Aminopeptidase N (APN/CD13) plays a role in tumors progression, but its inhibitor lacks cytotoxicity and is used as an adjuvant drug in cancer treatment. Histone deacetylases (HDACs) are a type of epigenetic targets, and HDAC inhibitors are cytotoxic and exhibit synergistic effects with other anticancer agents. Herein, a novel series of HDAC/CD13 dual inhibitors were rationally designed and synthesized to combine the anti-metastasis and anti-invasion of CD13 inhibitor with the cytotoxic of HDAC inhibitor. The representative compound 12 exhibited more potent inhibitory activity against human CD13, HDAC1-3, and antiproliferative activity than positive controls bestatin and SAHA. Compound 12 effectively induced apoptosis in MV4-11 cells, while arresting A549 cells in G2/M phase. Moreover, 12 exhibited significantly better anti-metastasis and anti-invasion effects than mono-inhibitors 32 and 38, indicating that it is a promising anti-cancer agent for further investigation.

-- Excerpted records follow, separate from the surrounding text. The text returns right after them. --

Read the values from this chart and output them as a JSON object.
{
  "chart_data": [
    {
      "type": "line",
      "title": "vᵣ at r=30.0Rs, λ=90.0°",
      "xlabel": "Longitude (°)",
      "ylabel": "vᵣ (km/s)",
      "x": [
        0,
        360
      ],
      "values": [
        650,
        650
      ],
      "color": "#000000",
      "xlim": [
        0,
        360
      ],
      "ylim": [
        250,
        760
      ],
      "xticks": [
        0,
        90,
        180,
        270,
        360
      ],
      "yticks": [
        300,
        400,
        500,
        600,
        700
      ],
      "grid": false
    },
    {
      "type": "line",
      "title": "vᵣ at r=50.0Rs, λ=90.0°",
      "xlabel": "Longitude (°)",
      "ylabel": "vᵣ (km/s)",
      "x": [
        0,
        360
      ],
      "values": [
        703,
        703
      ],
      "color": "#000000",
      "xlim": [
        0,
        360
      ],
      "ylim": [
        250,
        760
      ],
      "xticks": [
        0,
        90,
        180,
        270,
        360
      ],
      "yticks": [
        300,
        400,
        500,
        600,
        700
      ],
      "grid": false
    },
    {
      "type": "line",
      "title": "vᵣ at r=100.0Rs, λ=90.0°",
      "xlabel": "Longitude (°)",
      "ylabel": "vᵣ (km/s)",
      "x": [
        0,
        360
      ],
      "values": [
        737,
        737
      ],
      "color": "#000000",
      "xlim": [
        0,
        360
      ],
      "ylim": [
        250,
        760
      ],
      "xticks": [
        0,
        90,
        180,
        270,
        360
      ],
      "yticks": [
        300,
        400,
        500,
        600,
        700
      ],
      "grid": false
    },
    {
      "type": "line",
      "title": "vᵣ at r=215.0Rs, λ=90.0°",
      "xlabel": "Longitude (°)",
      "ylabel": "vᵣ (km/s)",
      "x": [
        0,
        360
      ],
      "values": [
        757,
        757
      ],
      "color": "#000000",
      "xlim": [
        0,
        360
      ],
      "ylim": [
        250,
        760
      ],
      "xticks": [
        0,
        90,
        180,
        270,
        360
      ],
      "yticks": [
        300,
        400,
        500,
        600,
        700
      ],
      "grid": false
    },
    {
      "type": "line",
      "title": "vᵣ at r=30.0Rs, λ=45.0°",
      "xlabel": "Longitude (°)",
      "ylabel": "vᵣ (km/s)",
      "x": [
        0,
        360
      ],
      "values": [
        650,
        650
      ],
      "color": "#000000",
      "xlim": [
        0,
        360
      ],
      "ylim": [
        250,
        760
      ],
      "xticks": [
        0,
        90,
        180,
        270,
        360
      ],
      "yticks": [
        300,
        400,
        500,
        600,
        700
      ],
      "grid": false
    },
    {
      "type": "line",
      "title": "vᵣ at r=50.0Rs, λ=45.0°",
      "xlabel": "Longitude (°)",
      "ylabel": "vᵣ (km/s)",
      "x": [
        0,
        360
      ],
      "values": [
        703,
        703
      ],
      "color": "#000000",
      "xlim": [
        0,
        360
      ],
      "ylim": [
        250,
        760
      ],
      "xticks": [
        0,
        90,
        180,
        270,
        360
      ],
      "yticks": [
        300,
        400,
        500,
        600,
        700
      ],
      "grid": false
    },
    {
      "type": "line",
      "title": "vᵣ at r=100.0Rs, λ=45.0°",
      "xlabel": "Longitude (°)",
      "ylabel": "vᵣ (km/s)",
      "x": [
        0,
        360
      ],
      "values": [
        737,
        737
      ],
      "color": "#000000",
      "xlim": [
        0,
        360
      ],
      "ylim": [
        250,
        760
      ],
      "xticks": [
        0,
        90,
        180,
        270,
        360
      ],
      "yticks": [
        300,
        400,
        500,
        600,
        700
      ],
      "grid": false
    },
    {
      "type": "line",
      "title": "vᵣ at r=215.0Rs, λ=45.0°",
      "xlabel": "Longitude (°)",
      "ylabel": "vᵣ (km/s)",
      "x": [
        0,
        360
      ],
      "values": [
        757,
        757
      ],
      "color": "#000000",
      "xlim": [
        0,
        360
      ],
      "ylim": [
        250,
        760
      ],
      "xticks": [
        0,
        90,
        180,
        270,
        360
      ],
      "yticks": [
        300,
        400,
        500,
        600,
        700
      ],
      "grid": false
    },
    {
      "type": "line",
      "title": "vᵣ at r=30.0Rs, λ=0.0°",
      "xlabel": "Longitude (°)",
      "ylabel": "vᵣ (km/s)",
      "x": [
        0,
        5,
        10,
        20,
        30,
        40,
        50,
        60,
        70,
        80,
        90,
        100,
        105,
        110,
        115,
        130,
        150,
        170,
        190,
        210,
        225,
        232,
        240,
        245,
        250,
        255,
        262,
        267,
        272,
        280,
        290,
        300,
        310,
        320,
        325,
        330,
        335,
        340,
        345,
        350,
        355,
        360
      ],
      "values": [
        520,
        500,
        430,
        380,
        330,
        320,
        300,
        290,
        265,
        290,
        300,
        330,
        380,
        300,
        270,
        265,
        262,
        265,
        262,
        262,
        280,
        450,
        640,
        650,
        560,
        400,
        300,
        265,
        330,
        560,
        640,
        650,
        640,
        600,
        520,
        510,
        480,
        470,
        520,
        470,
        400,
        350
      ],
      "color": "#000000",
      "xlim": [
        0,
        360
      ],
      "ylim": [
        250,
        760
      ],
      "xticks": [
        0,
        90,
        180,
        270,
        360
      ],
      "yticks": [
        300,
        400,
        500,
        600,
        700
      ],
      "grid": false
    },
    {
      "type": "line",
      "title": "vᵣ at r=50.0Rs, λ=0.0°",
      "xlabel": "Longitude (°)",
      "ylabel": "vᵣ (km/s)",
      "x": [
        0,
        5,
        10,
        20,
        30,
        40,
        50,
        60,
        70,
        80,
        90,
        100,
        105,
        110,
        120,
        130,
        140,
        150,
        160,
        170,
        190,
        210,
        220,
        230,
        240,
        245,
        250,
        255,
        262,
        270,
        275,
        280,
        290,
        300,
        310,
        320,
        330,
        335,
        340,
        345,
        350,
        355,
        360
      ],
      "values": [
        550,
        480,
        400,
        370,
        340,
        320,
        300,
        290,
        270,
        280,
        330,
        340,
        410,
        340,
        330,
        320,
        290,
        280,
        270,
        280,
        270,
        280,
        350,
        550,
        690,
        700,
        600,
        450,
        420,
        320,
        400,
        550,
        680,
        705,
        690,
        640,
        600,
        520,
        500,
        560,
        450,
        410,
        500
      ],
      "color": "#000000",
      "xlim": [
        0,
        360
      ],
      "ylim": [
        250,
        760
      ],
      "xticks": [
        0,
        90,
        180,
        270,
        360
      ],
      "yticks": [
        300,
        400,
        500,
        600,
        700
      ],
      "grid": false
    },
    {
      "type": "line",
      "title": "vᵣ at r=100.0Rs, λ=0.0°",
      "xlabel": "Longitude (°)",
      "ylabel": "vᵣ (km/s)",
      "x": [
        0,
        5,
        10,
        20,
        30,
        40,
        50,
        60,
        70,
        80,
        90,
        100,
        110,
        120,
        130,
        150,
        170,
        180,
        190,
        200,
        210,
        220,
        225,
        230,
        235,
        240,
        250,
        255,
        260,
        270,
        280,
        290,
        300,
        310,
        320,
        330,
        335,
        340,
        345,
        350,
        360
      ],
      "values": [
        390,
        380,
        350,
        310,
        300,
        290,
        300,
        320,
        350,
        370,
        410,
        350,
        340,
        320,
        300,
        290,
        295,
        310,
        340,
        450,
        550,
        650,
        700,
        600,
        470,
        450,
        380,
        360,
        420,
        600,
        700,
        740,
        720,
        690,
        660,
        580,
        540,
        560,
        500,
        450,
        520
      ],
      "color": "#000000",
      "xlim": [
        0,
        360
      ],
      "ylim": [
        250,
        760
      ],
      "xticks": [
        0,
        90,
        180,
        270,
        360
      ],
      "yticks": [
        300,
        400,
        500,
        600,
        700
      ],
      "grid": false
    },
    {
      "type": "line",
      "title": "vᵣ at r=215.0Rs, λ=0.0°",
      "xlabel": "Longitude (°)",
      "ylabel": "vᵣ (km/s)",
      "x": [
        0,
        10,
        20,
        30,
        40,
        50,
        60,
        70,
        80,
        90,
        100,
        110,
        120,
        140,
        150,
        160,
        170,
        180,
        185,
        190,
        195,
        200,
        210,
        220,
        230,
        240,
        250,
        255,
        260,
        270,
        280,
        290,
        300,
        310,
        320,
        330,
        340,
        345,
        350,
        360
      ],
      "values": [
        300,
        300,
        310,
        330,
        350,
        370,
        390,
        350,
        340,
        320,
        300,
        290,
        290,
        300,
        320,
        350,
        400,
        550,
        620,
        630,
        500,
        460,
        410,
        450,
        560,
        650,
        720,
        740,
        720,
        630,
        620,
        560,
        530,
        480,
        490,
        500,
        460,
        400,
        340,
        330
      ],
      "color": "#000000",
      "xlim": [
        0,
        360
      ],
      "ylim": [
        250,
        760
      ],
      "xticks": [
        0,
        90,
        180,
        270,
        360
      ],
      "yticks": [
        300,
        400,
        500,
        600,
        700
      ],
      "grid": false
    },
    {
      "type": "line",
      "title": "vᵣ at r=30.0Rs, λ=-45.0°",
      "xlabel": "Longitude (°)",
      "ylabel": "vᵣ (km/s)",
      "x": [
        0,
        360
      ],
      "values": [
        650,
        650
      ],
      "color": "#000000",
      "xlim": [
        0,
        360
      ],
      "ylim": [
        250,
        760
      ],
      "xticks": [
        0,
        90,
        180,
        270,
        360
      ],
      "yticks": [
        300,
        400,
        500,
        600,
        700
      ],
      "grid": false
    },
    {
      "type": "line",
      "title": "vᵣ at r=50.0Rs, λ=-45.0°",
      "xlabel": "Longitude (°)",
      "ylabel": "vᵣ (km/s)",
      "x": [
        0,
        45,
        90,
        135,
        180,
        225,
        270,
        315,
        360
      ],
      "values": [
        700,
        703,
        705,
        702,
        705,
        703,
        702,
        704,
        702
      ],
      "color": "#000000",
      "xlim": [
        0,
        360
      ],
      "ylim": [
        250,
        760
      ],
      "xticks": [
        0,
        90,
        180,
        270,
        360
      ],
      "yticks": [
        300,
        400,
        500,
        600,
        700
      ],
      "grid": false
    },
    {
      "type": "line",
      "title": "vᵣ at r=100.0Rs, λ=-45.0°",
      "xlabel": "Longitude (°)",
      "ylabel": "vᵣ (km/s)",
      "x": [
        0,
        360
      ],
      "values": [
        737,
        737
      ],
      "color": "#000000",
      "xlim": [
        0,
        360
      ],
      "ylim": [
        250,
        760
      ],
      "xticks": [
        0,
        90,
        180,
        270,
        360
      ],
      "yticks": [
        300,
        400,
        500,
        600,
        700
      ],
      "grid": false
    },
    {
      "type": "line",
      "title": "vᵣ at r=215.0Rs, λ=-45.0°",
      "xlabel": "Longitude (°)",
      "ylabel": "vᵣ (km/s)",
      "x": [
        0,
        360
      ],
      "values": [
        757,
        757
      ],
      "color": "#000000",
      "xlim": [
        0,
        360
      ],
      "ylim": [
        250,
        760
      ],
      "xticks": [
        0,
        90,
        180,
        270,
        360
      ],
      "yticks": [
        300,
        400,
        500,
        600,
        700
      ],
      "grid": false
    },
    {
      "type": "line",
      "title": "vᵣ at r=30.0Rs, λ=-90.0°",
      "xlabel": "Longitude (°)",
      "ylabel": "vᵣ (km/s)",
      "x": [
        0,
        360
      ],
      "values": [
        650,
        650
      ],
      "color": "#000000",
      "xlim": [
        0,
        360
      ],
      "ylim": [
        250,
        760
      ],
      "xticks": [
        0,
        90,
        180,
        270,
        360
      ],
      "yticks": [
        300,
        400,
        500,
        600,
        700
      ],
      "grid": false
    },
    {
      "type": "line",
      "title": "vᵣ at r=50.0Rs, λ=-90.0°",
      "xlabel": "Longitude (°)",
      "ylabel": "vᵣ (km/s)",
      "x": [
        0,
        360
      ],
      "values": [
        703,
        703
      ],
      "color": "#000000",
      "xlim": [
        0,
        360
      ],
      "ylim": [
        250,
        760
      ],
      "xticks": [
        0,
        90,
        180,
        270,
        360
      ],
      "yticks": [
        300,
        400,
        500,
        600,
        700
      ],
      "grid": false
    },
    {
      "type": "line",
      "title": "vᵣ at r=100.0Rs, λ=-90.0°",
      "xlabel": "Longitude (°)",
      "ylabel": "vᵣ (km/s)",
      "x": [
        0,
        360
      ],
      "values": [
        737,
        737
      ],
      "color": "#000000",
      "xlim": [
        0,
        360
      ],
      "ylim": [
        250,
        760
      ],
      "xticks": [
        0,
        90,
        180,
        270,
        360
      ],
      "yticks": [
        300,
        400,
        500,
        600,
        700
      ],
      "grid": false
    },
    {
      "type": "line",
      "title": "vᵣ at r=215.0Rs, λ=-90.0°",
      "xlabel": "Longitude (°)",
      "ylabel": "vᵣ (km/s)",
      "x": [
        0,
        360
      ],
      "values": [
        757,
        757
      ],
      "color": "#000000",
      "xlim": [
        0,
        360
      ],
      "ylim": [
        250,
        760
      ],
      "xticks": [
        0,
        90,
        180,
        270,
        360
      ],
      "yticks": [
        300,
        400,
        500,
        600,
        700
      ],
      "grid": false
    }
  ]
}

氨肽酶N（APN/CD13）在肿瘤进展中发挥作用，但其抑制剂缺乏细胞毒性，在癌症治疗中用作辅助药物。组蛋白脱乙酰酶 (HDAC) 是一种表观遗传靶标，HDAC 抑制剂具有细胞毒性，并与其他抗癌药物表现出协同作用。本研究合理设计合成了一系列新型HDAC/CD13双重抑制剂，将CD13抑制剂的抗转移、抗侵袭作用与HDAC抑制剂的细胞毒作用结合起来。代表性化合物12对人CD13、HDAC1-3表现出比阳性对照贝他汀和SAHA更有效的抑制活性和抗增殖活性。化合物12有效诱导MV4-11细胞凋亡，同时将A549细胞阻滞在G2/M期。此外，12比单一抑制剂32和38表现出明显更好的抗转移和抗侵袭作用，表明它是一种有前景的抗癌药物，有待进一步研究。